К ней подвели тринадцатилетнего мальчика, и он сказал:
— Здравствуйте, тетя.
— Это сын Жана…
Больше всего ее удивляло возвращение к прежнему словарю, к словечкам, которые обладали смыслом только у них в семье, в их клане. Иногда ей приходилось делать усилие, чтобы понимать.
В столовой и гостиной виллы накрыли два больших стола. Всех детей усадили со всеми вместе. Рядом с Доминикой очутился студент Политехнической школы, он разговаривал басом и без конца называл ее «тетенька».
— Математик у нас первый класс!..
— Я записался на латынь и языки…
И все те же слова-тотемы в устах людей, которых она знала грудными младенцами и чье существование подтверждали ей только новогодние открытки.
— У Берты Бараби, той, что в прошлом году вышла замуж за инженера мостов и дорог и теперь живет в Ангулеме, появился ребенок…
Она смотрит на них. Ей чудится, что они тоже украдкой на нее поглядывают, и это ее стесняет. Ей бы хотелось быть, как они, чувствовать свою причастность к клану. Они безмятежны, они встречаются с таким видом, словно никогда не расставались. Некоторые живут в одном и том же городе, часто видятся, упоминают общих друзей, служебные перипетии, каникулы, проведенные вместе у моря.
— Вам не слишком одиноко в Париже, Ника? Я всегда удивлялась, почему вы оттуда не уехали, потому что…
— Нет, мне не скучно.
Ника не переменилась! Ника не переменилась! Ей твердят об этом, как будто она одна изо всей семьи всегда была сорокалетней, ни младше, ни старше, как будто она всегда была старой девой.
Да, они предвидели, что она не выйдет замуж, и считали это естественным; никто даже не намекал, что ее жизнь могла сложиться иначе.

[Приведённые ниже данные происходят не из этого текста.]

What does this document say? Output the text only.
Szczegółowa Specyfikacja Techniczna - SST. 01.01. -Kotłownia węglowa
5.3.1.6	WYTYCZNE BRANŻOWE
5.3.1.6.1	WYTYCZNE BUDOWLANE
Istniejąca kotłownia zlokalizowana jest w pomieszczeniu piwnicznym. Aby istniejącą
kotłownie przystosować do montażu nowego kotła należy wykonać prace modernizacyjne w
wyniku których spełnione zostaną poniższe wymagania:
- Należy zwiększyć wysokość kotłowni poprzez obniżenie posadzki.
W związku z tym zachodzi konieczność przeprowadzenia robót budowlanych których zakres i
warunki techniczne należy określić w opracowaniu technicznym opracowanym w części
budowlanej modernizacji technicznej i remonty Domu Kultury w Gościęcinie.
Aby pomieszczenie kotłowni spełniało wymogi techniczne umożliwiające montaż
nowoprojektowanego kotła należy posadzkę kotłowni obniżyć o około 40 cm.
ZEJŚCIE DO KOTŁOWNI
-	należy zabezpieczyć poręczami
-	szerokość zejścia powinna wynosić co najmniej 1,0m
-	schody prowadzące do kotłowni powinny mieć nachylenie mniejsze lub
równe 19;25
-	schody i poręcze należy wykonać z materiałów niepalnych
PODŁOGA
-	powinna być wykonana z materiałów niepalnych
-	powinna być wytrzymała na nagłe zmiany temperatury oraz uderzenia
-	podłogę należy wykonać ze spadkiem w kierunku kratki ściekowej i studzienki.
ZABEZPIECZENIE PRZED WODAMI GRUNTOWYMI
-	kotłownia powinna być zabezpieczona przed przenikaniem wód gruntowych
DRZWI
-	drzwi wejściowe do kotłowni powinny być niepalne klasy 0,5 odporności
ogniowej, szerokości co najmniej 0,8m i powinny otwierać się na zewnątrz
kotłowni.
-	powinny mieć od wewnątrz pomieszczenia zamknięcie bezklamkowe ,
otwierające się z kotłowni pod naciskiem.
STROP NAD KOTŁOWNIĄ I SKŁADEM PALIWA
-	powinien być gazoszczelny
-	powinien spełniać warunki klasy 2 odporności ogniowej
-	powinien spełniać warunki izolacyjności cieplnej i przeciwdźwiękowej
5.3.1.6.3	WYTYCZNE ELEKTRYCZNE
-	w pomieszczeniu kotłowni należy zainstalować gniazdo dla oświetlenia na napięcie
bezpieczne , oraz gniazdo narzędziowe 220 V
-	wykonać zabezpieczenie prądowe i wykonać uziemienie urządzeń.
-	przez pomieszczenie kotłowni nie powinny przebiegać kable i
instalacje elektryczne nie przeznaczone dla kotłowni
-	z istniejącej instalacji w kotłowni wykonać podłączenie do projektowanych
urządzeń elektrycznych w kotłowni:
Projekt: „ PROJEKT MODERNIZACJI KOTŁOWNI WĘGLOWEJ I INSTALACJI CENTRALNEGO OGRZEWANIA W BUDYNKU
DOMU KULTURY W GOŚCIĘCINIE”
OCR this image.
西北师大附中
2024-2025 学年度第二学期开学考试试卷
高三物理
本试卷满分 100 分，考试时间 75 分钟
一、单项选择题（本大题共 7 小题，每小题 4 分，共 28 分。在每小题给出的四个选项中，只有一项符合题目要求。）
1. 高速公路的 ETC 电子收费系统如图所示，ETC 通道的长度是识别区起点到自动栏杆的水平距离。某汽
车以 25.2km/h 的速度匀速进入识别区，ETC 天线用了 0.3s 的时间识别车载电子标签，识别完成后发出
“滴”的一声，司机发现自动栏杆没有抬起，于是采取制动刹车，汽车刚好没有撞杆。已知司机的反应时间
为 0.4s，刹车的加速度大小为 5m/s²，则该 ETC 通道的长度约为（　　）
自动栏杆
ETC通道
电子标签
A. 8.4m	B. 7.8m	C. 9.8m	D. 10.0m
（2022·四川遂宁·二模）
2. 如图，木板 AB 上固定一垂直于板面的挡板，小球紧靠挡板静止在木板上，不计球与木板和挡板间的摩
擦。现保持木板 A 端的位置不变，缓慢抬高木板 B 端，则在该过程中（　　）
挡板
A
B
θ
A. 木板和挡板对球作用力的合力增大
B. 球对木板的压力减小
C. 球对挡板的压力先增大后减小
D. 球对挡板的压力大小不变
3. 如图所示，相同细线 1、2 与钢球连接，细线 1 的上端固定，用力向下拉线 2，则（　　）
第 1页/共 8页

— Удивляюсь, как тетя Клементина могла так поступить… Если бы по крайней мере ее толкала на это необходимость… Но у нее была пенсия. Она имела все необходимое!
— И ведь была всегда такая приветливая, так любила детей!..
Одна из теток отрезала:
— По-настоящему детей любит только тот, у кого свои дети. Все остальное-кривляние, уж вы мне поверьте.
На самом деле жертвой тети Клементины оказалась Ника, но она как раз не проронила ни слова, пытаясь удержать на лице пронизанную мягкой печалью улыбку, унаследованную от семьи — такую улыбку она всегда видела у матери и теток.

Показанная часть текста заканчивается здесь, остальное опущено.